Care navigation or brokerage activities

Expenditure associated with any care navigation or brokerage activity should be included within the 'Social care activities' measure if it relates to care management functions following a formal assessment or review of need. 

Low-level brokerage without the need for a formal assessment or review of need should be excluded from 'Social care activities' and included in 'Information and early intervention'. An example of such brokerage would be signposting to services such as help with gardening or handyperson repairs.

Administration and public information costs

Expenditure on all aspects of administration of ‘Information and early intervention’ (in other words non-frontline activities with residents) should be included in ‘Commissioning and service delivery’. It should be excluded from ‘Information and early intervention’. 

The one exception to this is expenditure on public information about adult social care as part of information and advice. This includes leaflets and websites, as well as the (actual or estimated) expenditure on related communications or publication teams. All of these should be included in ‘Information and early intervention’ and excluded from ‘Commissioning and service delivery’.

Social Work Admin Support Team

Social work support is coded to social care activities.

Expenditure relating to redundancy

For non-attributable social care activities you should exclude expenditure associated with commissioning or infrastructure. This will apply to redundancy which is classified as infrastructure.

Redundancy relating to social care workers should be coded to social care activities unless a central fund has been earmarked due to service restructures. This will then form part of corporate overheads recharged in the usual way and included in the SSMSS column.

Capturing social support within the ASC-FR

Social support appears in both the long term and short term tables in SALT. There is no requirement for it to be broken down in such a way for the ASC-FR. You should therefore record the sum of long term and short term expenditure on social support in the appropriate lines within the Non SALT worksheet of the ASC-FR.

Expenditure on annual subscription for web software

Expenditure on your annual subscription for web software which provides information regarding social care services should be included in Information and Early Intervention on the Non-SALT Totals worksheet.

Preventative services provided to carers and new contacts

Preventative services provided to carers and new contacts should be included in Information and Early Intervention on the Non-SALT Totals worksheet.

Equipment and adaptations

These should be included as expenditure as part of Assistive Equipment and Technology on the Non-SALT Totals worksheet.

HIV preventative costs

Low-level prevention costs should be recorded under Information and Early Intervention.

All other HIV related costs will be coded within the relevant PSR. For example, if some clients require support with daily living, then this will be assigned as ‘physical support’.

Charging overheads

If overheads are not charged directly to a front-line service they should instead be quantified on the 'Commissioning and Service Delivery' line. Per SeRCOP, an effort should be made to apportion costs over the care headings on a proportional basis.

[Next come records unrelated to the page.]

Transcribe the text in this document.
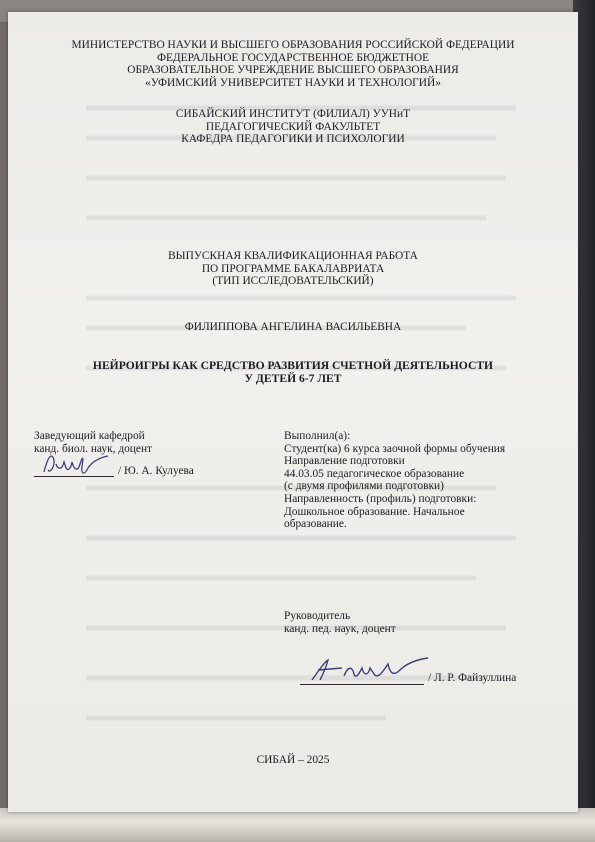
МИНИСТЕРСТВО НАУКИ И ВЫСШЕГО ОБРАЗОВАНИЯ РОССИЙСКОЙ ФЕДЕРАЦИИ
ФЕДЕРАЛЬНОЕ ГОСУДАРСТВЕННОЕ БЮДЖЕТНОЕ
ОБРАЗОВАТЕЛЬНОЕ УЧРЕЖДЕНИЕ ВЫСШЕГО ОБРАЗОВАНИЯ
«УФИМСКИЙ УНИВЕРСИТЕТ НАУКИ И ТЕХНОЛОГИЙ»
СИБАЙСКИЙ ИНСТИТУТ (ФИЛИАЛ) УУНиТ
ПЕДАГОГИЧЕСКИЙ ФАКУЛЬТЕТ
КАФЕДРА ПЕДАГОГИКИ И ПСИХОЛОГИИ
ВЫПУСКНАЯ КВАЛИФИКАЦИОННАЯ РАБОТА
ПО ПРОГРАММЕ БАКАЛАВРИАТА
(ТИП ИССЛЕДОВАТЕЛЬСКИЙ)
ФИЛИППОВА АНГЕЛИНА ВАСИЛЬЕВНА
НЕЙРОИГРЫ КАК СРЕДСТВО РАЗВИТИЯ СЧЕТНОЙ ДЕЯТЕЛЬНОСТИ
У ДЕТЕЙ 6-7 ЛЕТ
Заведующий кафедрой
канд. биол. наук, доцент
/ Ю. А. Кулуева
Выполнил(а):
Студент(ка) 6 курса заочной формы обучения
Направление подготовки
44.03.05 педагогическое образование
(с двумя профилями подготовки)
Направленность (профиль) подготовки:
Дошкольное образование. Начальное
образование.
Руководитель
канд. пед. наук, доцент
/ Л. Р. Файзуллина
СИБАЙ – 2025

Overheads for costs of supporting adult social care delivery

If the costs relate to supporting the delivery of adult social care, then they should be included in 'Commissioning and Service Delivery'. If the costs relate to the direct provision of services to clients, then they should be included under the relevant Long Term/Short Term/Non-SALT measure in the SSMSS column.

Expenditure charged to the Commissioning and Service Delivery section of the Non SALT Totals

Back office functions such as ICT, HR, and Finance are overheads which may be directly or indirectly assigned to PSRs and should be included in the SSMSS column, so that the actual service cost for comparison purposes can be deduced. Details of what’s included in this section are included in part Commissioning and Service Delivery above.